Зельдин: Я считаю, что дело не в количестве ролей, сыгранных актером. Главное, чтобы они оставляли след не только в его душе, но и в памяти зрителей на долгие-долгие десятки лет. Есть зрители, которые помнят и моего "Учителя танцев", и мои фильмы "Свинарка и пастух", "Сказание о земле Сибирской". Эти картины сыграли большую роль в моей жизни и в жизни страны. Да и спектакль "Человек из Ламанчи" для меня очень важен. Я играю и вижу, что зритель сопереживает всему, что происходит на сцене. Несмотря на свой очень солидный возраст, как говорится, "мои года - мое богатство". Я очень богатый человек.

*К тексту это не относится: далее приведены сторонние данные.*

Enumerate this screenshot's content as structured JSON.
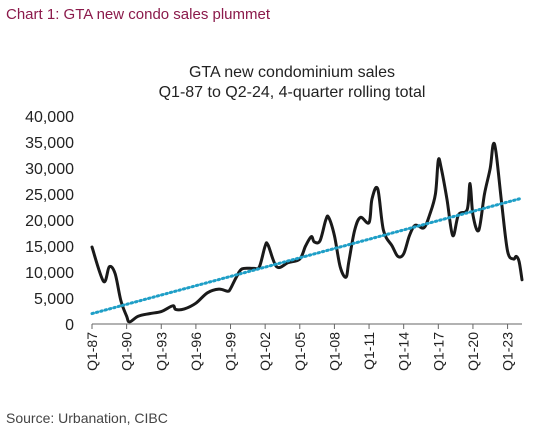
{
  "header": {
    "title": "Chart 1: GTA new condo sales plummet"
  },
  "source": "Source: Urbanation, CIBC",
  "colors": {
    "header": "#8b1a4b",
    "series": "#1a1a1a",
    "trend": "#1f9fc7"
  },
  "chart_data": {
    "type": "line",
    "title": "GTA new condominium sales",
    "subtitle": "Q1-87 to Q2-24, 4-quarter rolling total",
    "xlabel": "",
    "ylabel": "",
    "ylim": [
      0,
      40000
    ],
    "yticks": [
      "0",
      "5,000",
      "10,000",
      "15,000",
      "20,000",
      "25,000",
      "30,000",
      "35,000",
      "40,000"
    ],
    "xticks": [
      "Q1-87",
      "Q1-90",
      "Q1-93",
      "Q1-96",
      "Q1-99",
      "Q1-02",
      "Q1-05",
      "Q1-08",
      "Q1-11",
      "Q1-14",
      "Q1-17",
      "Q1-20",
      "Q1-23"
    ],
    "grid": false,
    "legend": "none",
    "series": [
      {
        "type": "line",
        "points": [
          [
            "Q1-87",
            14800
          ],
          [
            "Q1-88",
            8200
          ],
          [
            "Q3-88",
            11000
          ],
          [
            "Q1-89",
            9700
          ],
          [
            "Q3-89",
            4500
          ],
          [
            "Q1-90",
            1500
          ],
          [
            "Q2-90",
            400
          ],
          [
            "Q1-91",
            1500
          ],
          [
            "Q1-92",
            2000
          ],
          [
            "Q1-93",
            2400
          ],
          [
            "Q1-94",
            3500
          ],
          [
            "Q2-94",
            2800
          ],
          [
            "Q1-95",
            2900
          ],
          [
            "Q1-96",
            4000
          ],
          [
            "Q1-97",
            6000
          ],
          [
            "Q1-98",
            6700
          ],
          [
            "Q4-98",
            6300
          ],
          [
            "Q1-99",
            6800
          ],
          [
            "Q3-99",
            9000
          ],
          [
            "Q1-00",
            10600
          ],
          [
            "Q1-01",
            10700
          ],
          [
            "Q3-01",
            11000
          ],
          [
            "Q1-02",
            15000
          ],
          [
            "Q2-02",
            15200
          ],
          [
            "Q1-03",
            11000
          ],
          [
            "Q1-04",
            11800
          ],
          [
            "Q1-05",
            12500
          ],
          [
            "Q3-05",
            15000
          ],
          [
            "Q1-06",
            16800
          ],
          [
            "Q2-06",
            15800
          ],
          [
            "Q4-06",
            16000
          ],
          [
            "Q2-07",
            20000
          ],
          [
            "Q3-07",
            20500
          ],
          [
            "Q1-08",
            17000
          ],
          [
            "Q3-08",
            11000
          ],
          [
            "Q1-09",
            9000
          ],
          [
            "Q2-09",
            12000
          ],
          [
            "Q4-09",
            18000
          ],
          [
            "Q2-10",
            20500
          ],
          [
            "Q1-11",
            19500
          ],
          [
            "Q2-11",
            24000
          ],
          [
            "Q4-11",
            26000
          ],
          [
            "Q2-12",
            18000
          ],
          [
            "Q1-13",
            15000
          ],
          [
            "Q3-13",
            13000
          ],
          [
            "Q1-14",
            13500
          ],
          [
            "Q3-14",
            17000
          ],
          [
            "Q1-15",
            19000
          ],
          [
            "Q4-15",
            18500
          ],
          [
            "Q2-16",
            21000
          ],
          [
            "Q4-16",
            25000
          ],
          [
            "Q1-17",
            31500
          ],
          [
            "Q2-17",
            30000
          ],
          [
            "Q4-17",
            24000
          ],
          [
            "Q2-18",
            17000
          ],
          [
            "Q4-18",
            21000
          ],
          [
            "Q3-19",
            22000
          ],
          [
            "Q4-19",
            27000
          ],
          [
            "Q1-20",
            21000
          ],
          [
            "Q3-20",
            18000
          ],
          [
            "Q1-21",
            25000
          ],
          [
            "Q3-21",
            30000
          ],
          [
            "Q4-21",
            34500
          ],
          [
            "Q1-22",
            33000
          ],
          [
            "Q3-22",
            23000
          ],
          [
            "Q1-23",
            14000
          ],
          [
            "Q3-23",
            12500
          ],
          [
            "Q4-23",
            13000
          ],
          [
            "Q1-24",
            12000
          ],
          [
            "Q2-24",
            8500
          ]
        ]
      },
      {
        "type": "trend",
        "points": [
          [
            "Q1-87",
            2000
          ],
          [
            "Q2-24",
            24200
          ]
        ]
      }
    ]
  }
}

РГ: Вы всегда пользовались огромным успехом у женщин, причем разных возрастов. У вас есть какой-то секрет обольщения?
Зельдин: Ничего подобного. Да, женщины ко мне всегда относились доброжелательно, с теплотой, потому что я сам относился к слабому полу с большой нежностью и любовью. Мое отношение к женщинам можно назвать вечной влюбленностью. Это дает мне энергию. В спектакле "Человек из Ламанчи" у меня есть реплика: "Женщина - душа мужчины, его слава, яркий луч, озаряющий его путь".
РГ: Как планируете отмечать юбилей?
Зельдин: Никак не планирую. В театре за меня планируют. Юбилей для меня ничего радостного не несет. Как сказал замечательный выдающийся карикатурист Борис Ефимов, ничего кроме сочувствия юбилей вызывать не может.